Nie martw sie :) nie jestes sama :) i nie placz, bo to zle na fasolke dziala. Mój maz niedlugo chyba oszaleje, ma bardzo ciezko ze mna. Wraca cholernie zmeczony z pracy, musi sobie sam obiad zrobic, zakupy,pozmywac, zajac sie Julia, wykapac ja,sprzatnac dom oraz obskakiwac mnie i zaspokajac moje zachcianki(czyli praktycznie wszystko) bo ja po prostu cale popoludnia leze w lozku i nie jestem w stanie sie ruszyc
. Duzo sie klocimy, ale powoli sie przyzwyczaja. Znalazlam mu artykul jak wytrzymac z kobieta w ciazy i chyba pomoglo. OOOO, wlasnie dostalam kolacje :-D
 
oliwka1976: trzymałam mocno kciuki i ciesze sie ze wszystko ok :)
passingby: gratulacje :) i wszystkim innym dziewczynom tez :)
 
Gratuluję. Cudowne uczucie zobaczyć serduszko swojego skarba:) a jak duże sa Wasze fasoleczki? Moja w sobotę miała 12mm. poród mam wyznaczony na 10.11 a nie na 08.11 jak myslałam, ale suwaczka juz nie zmieniam. Kto wie kiedy dzidzia wyjdzie Pozdrawiam. śpijcie słodko:-) i nie krzyczcie na mężów;-)
 
Gratuluję dziewczynki widzianych dzidziusiów i bijących serduszek! to na pewno piekne przeżycie , a ja muszę czekać do 14.04. no cóż! jak mus to mus :-) oby tylko zdrowo rosło! jestem ciekawa ile ma :-) pod koniec 5 tc zarodeczek miał 2,6 mm i odpowiadało to dokładnie 5 tygodniowi i 6 dniowi ciąży :-) na tym etapie dzidziuś rośnie bardzo szybko, więc pewnie teraz jest już sporo większy :-)

Dobranoc
 
reklama
Ewelia ta ciążą to nasza wpadka.Napiszę Ci szczerze, ze jak się dowiedziłam o fasolce to popłakałam się ze strachu.Boję się nadal jak dam sobie radę i tylko dzieki M wierze, ze wszystko bedzie ok.
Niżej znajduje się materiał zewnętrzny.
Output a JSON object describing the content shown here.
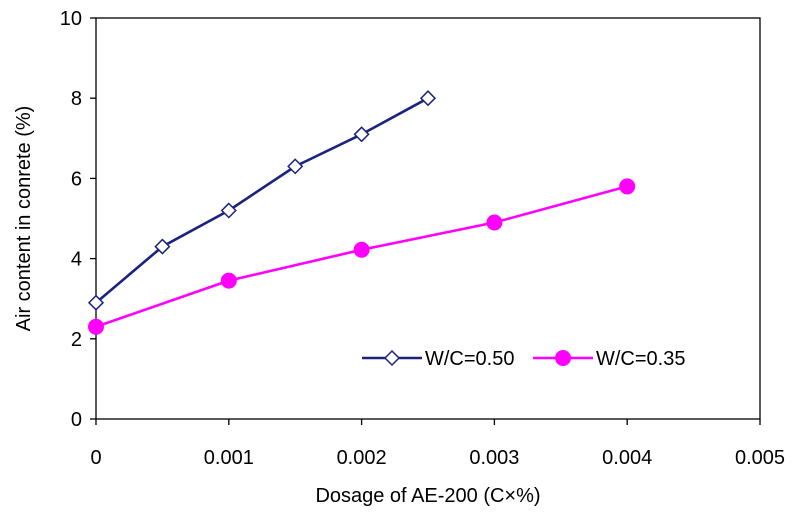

Muszę się wygadać.Zrobiłam test, a jakieś 3-5 minut pozniej zadzwonił mój tata z wiadomością, że moja ukochana Ciocia ma raka.Teraz już wiem, ze to rak przewodów zółciowych.Nie ma szans na wyleczenie.przepraszam, że Was tym niepokoję, ale nie radzę sobie z tym wcale.Siedzę i płaczę.Boję się o maleństwo...
Zyczę spokojnej nocy wszystkim ciężąróweczkom.